An Argument For Ditching Your Front Derallieur

Positives

These are a few things I noticed right away at my (then) home trails in Grand Junction:

  • Renewed confidence that my chain would be right where I left it. I’m now pedaling out of rough corners because it’s so damn fun.
  • Increase in shifting performance. Those that read my X9 10-speed review know that a lot of the increase in shifting performance is probably due to the stellar performance of the new drivetrain, but the guide certainly increases shifting performance of any drivetrain. Really, they go hand in hand.
  • Increase in clearance. No more giant 44 tooth chainring means that I’m clipping fewer rocks, stumps, and logs in technical terrain.
  • Silent bike. Okay, maybe not silent but its damn close. I can now sneak up on hikers, other riders, horses, lions and tigers and bears, etc.
  • Weight is probably about the same. Guide (MRP G2 SL—220 g) is around the same weight as shifter + derailleur + rings.

Negatives (A few notes on climbing)

An Argument For Ditching Your Front Derallieur

Here’s the deal with a 1×10 setup on a modern 30 lbs.+ trail bike: Often times, you will be limited by the geometry of the bike before you will be limited by the gear range.

For example, my bike has a 13.75” BB and 66.5 degree head angle. No matter what my gear ratio is, when I hit a really steep portion of a climb, my front end is going to want to come up (slack headtube) and my cranks are going to want to crack random rocks that litter the trail (low BB).

This only gets worse as I go into a lower gear, increase my cadence and slow my speed. In the end, there is no getting around this if you want the fun factor of modern geometry for the ride down.

There are plenty of things a rider can do to help mitigate these problems: strengthen your core, ride a slower cadence, and simply being really strong all help. But at the end of the day, you aren’t going to confuse a 33 lbs. trail bike with a 22 lbs. XC race bike.

In my experience, the key is finding the lowest usable gear ratio for your standard ride and riding style. For me, that range is covered for 99% of my rides, 99% of the time, with a 32 tooth chainring and 36 tooth cog. Sure, there are still times when I wish I had something a tad lower, but at those points, I’m usually walking my bike anyway, and its not because I couldn’t turn the cranks over.

An Argument For Ditching Your Front Derallieur
SRAM X9 10-Speed rear derailleur

For those who have a different riding style, different bike, or ride massive amounts of vertical all the time, a 32×36 isn’t going to cut it. The only surefire way to know is to pay attention to how you ride. If you are currently running a a 3×9 and you find yourself in your middle ring 95% of the time on climbs, you’ll probably find a 1×10 system a welcome change.

If you shift throughout your front chainring setup frequently, it’s likely you aren’t going to be happy with 1×10, or will at least have a steep learning curve.

Future

The industry has recognized the demand and push toward a “one by” setup in the trail world, and is working on developing cassette / freehub bodies around a 9 tooth cog on the high end, compared to the 11 or 12 tooth currently offered.

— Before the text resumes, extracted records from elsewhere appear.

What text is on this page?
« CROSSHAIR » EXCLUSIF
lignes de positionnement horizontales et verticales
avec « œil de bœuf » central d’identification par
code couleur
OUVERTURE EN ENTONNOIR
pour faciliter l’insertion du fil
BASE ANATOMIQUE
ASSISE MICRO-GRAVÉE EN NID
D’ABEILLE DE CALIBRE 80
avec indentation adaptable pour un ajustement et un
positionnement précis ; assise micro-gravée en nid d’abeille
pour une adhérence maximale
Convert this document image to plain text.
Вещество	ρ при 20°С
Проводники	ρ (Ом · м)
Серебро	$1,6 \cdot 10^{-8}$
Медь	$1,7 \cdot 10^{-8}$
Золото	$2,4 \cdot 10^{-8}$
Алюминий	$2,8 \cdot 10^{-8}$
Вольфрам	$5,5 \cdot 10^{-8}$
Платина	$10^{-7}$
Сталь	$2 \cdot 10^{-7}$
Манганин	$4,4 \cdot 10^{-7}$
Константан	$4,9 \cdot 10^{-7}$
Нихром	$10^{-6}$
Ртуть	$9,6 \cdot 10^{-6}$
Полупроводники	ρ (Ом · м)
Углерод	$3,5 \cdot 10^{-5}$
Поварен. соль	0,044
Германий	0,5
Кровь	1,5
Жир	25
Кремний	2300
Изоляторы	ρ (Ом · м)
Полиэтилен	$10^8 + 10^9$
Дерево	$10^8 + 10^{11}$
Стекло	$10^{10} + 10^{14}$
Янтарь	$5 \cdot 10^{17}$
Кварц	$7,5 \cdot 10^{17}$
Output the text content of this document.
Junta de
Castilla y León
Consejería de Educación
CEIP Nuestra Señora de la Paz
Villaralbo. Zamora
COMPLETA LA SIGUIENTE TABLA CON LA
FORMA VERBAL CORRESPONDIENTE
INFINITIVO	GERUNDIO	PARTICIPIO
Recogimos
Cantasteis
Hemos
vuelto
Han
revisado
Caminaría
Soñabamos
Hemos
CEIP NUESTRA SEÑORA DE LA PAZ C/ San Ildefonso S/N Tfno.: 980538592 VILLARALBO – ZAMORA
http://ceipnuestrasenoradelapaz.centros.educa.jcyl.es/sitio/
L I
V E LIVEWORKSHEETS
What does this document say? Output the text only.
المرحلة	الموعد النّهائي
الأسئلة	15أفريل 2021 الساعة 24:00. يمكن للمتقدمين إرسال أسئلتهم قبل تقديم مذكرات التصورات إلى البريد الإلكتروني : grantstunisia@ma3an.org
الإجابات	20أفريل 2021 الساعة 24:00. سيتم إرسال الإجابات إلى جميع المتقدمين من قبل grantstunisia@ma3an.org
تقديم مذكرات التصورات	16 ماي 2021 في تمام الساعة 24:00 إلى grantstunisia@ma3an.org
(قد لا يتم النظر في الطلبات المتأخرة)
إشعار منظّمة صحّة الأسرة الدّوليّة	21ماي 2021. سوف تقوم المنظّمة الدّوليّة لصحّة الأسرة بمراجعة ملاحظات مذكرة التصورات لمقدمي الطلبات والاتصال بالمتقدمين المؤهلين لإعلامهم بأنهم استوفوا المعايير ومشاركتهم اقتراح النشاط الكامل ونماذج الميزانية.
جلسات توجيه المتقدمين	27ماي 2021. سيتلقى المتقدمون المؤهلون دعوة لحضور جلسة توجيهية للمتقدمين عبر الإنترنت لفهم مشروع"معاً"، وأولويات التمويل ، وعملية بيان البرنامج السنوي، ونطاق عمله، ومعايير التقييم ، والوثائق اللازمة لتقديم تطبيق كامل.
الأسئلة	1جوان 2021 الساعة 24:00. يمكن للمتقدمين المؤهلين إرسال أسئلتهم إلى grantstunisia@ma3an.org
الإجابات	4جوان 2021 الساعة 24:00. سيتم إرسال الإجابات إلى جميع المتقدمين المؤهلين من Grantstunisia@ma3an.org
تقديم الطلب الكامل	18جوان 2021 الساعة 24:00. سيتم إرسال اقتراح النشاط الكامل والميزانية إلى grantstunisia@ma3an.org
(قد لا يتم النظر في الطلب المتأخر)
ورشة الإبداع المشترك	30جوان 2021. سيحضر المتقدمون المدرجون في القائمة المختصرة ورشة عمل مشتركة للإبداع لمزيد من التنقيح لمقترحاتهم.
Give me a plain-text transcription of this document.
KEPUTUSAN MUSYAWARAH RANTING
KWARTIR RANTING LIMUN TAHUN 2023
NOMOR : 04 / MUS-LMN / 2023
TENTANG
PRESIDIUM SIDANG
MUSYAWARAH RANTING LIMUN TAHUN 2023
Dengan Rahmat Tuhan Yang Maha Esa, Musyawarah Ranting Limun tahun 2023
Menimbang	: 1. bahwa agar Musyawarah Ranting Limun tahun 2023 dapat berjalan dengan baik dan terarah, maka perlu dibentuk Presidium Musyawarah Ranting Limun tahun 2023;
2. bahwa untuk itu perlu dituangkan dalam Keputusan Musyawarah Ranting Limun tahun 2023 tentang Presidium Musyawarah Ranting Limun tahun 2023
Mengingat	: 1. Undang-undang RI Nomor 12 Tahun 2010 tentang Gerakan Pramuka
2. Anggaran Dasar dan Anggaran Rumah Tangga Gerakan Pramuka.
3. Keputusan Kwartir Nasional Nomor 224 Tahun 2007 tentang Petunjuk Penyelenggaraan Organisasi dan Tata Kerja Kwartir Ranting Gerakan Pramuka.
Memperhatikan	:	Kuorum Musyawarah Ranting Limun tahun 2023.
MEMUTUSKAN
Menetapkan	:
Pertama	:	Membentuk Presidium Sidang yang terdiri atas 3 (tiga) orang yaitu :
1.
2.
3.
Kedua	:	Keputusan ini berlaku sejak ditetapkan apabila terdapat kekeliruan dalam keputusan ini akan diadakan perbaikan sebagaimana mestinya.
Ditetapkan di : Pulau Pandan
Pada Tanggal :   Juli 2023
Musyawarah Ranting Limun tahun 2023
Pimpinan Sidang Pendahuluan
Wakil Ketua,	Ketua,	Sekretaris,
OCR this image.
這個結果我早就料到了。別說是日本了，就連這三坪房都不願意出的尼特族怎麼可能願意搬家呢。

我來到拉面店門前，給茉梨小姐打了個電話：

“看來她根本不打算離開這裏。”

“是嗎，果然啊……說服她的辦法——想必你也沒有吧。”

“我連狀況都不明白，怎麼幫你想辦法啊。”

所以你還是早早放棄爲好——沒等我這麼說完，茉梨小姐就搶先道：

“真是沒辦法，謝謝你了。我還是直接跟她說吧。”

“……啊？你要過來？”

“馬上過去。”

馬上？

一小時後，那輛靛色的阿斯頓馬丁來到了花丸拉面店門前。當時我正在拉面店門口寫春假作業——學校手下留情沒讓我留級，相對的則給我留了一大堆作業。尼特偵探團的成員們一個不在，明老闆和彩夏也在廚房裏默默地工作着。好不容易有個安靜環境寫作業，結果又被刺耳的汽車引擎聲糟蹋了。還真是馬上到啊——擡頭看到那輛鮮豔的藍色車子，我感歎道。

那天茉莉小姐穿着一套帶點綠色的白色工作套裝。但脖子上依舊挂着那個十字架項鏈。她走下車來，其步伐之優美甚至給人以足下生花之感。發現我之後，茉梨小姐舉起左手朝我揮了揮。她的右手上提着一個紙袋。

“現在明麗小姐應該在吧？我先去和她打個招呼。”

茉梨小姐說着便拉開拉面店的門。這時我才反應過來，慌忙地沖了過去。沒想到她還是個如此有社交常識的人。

What this means is that a rider could go to a 30 tooth chainring and still attain the same range of gearing on the high end that they had with a 32 tooth, but enjoy the addition of an even lower “low gear”. Awesome!

Problem is, we’ll have to wait until hub manufacturers develop (another) standard around this, as current freehub bodies are too large in diameter to accommodate a 9 tooth gear.

Summary

While certainly not for everyone, a 1×10 setup is a great setup for riders looking to quiet their bike, add more precision to their shifting performance, have absolute confidence that their chain will be there (I’m talking to you, Super D racers), and simplify their cockpit.

In my mind, there is no better setup for a trail bike these days.

1 comment on “An Argument For Ditching Your Front Derallieur”

  1. Don’t forget, some bikes (aka Honzo) don’t allow a FD due to the super shorts stays. I agree that 98% of the time 32×36 setup works. If my bike was a bit lighter, it would work even better!